Bunun en belirgin örneklerinden birini işkence ve kötü muamele alanı oluşturuyor. Bu alandaki şikayetlerin son dönemde artması AB'yi endişelendiriyor. Taslak belgede yer alan, "Kapsamlı bir dizi koruma önlemi mevcut olmasına rağmen işkence ve kötü muameleyi önlemeye yönelik çabalar sınırlı kaldı" yorumu, hükümetin bu konuda adımlarını yoğunlaştırması gereğini ortaya koyar nitelikte.
Tutukluların haklarının kapsamlı bir dizi önlemle korunma altına aldığının ve ilgili kanun hükümlerine uyumu sağlama amaçlı çabaların sürdüğüne dikkat çekilen belgede, İçişleri Bakanlığı'nın, vatandaşların işkence alanındaki şikayetlerini değerlendirecek bağımsız bir ulusal mekanizma oluşturma çabasına atıfta bulunuluyor. Bu tür adımlara karşın, AB'nin son dönemdeki gelişmeleri de dikkate alarak yaptığı değerlendirmede ise olumsuz.

Şikâyetler arttı
Özellikle resmi gözaltı mekanları dışında, tutuklama aşamasında ya da gözaltı kaydı tutulmayan açık alandaki olaylarla ilgili olarak sivil toplum örgütlerine yapılan kötü muamele şikayetlerinde artış olduğu vurgulanan taslak raporda, "Dahası, gözaltında ya da cezaevindeyken mevcut yasal düzenlemelerin kötü muamele ve işkence olayını engelleme ya da durdurma konusunda başarısız kaldığı durumlar var.

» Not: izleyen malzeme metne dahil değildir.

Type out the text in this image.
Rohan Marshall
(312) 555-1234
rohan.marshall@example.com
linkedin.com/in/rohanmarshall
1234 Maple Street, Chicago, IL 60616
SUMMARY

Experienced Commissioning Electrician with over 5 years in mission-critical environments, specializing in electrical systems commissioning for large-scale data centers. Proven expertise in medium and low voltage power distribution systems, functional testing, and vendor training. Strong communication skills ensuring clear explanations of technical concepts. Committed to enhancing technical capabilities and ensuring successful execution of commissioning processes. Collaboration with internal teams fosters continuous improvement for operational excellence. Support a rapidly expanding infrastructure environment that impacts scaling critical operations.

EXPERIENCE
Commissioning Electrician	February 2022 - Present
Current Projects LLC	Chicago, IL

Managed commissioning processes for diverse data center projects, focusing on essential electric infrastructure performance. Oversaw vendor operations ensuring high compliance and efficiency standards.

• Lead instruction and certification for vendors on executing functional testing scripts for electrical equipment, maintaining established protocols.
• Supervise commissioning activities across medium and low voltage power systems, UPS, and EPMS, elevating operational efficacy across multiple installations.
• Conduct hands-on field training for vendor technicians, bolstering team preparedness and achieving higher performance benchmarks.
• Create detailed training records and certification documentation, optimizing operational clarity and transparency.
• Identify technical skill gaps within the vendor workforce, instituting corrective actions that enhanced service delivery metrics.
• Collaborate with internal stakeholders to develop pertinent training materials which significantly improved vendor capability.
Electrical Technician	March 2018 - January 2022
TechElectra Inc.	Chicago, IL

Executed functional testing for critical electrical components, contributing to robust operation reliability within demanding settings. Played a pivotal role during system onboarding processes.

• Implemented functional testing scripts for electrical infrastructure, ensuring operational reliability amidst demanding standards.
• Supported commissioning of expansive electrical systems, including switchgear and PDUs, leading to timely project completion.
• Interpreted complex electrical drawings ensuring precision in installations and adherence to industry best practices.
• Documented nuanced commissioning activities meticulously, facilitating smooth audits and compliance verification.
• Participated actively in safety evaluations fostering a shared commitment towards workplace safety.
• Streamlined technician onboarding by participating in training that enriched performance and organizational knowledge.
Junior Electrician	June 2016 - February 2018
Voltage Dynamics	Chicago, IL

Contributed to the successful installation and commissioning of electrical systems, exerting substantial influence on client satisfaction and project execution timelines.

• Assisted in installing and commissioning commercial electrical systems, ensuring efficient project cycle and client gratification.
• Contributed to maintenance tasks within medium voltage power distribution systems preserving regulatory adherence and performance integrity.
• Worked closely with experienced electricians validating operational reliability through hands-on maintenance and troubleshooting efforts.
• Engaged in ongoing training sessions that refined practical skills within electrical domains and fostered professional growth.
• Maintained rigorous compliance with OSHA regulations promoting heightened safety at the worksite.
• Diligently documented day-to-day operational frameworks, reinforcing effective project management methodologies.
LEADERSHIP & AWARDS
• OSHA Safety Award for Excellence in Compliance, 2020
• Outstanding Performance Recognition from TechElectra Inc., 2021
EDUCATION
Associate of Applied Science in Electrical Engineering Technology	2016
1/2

Bu gelişmeler bir endişe kaynağıdır" denildi.
Belgede, polisin yetkileri konusunda 2007'de devreye giren ve "direnişle karşılaşılmadığı sürece güç kullanmama" temeline dayanan düzenlemenin uygulaması da AB'yi tatmin etmemiş durumda:
"Sıradan kimlik kontrolleri uygulanmasının bile kötü muamele olaylarıyla sonuçlandığı yönünde endişeler var. İnsan hakları ihlallerinin önlenmesi için, değiştirilen kuralların sıkı bir şekilde uygulandığının Türk makamları tarafından denetlenmesine ihtiyaç var."

Sorumlular ceza almıyor
AB'nin dikkat çektiği bir başka unsur da kötü muamelede bulunan güvenlik birimlerinin cezasız bırakılması. Bu çerçevede Adalet Bakanı Mehmet Ali Şahin'in, Engin Çeber'in işkenceden ölmesi nedeniyle özür dilediğine vurgu yapıldı. Raporda, olayın ardından cezaevi personeline yönelik acil önlemler alındığı vurgulanmakla birlikte, "İnsan hakları ihlallerinin cezasız bırakılması bir endişe nedeni.
Güvenlik birimlerinin karıştığı insan hakları ihlalleriyle ilgili tam, tarafsız ve bağımsız soruşturma eksiği var" denildi.
Alevi sorununda ilerleme yok 
Belgede, hükümetin Alevilerin sorunlarının giderilmesine yönelik bir inisiyatif açıkladığını, bu bağlamda bir belediye meclisinin bir cemevini ibadet yeri olarak tanımladığı, ancak bunun devamının gelmediği belirtilerek, "Aleviler özellikle eğitim ve ibadet mekanları alanında öteden beri karşı karşıya oldukları sorunları yaşamayı sürdürüyorlar.
Bu durum, Alevi konularında Başbakan'a danışmanlık yapan Alevi bir AKP milletvekilini istifaya götürdü" ifadeleri kullanıldı.
Raporda, Avrupa İnsan Hakları Mahkemesi'nin 2007'de zorunlu din dersiyle ilgili aldığı kararın uygulanması da talep edildi.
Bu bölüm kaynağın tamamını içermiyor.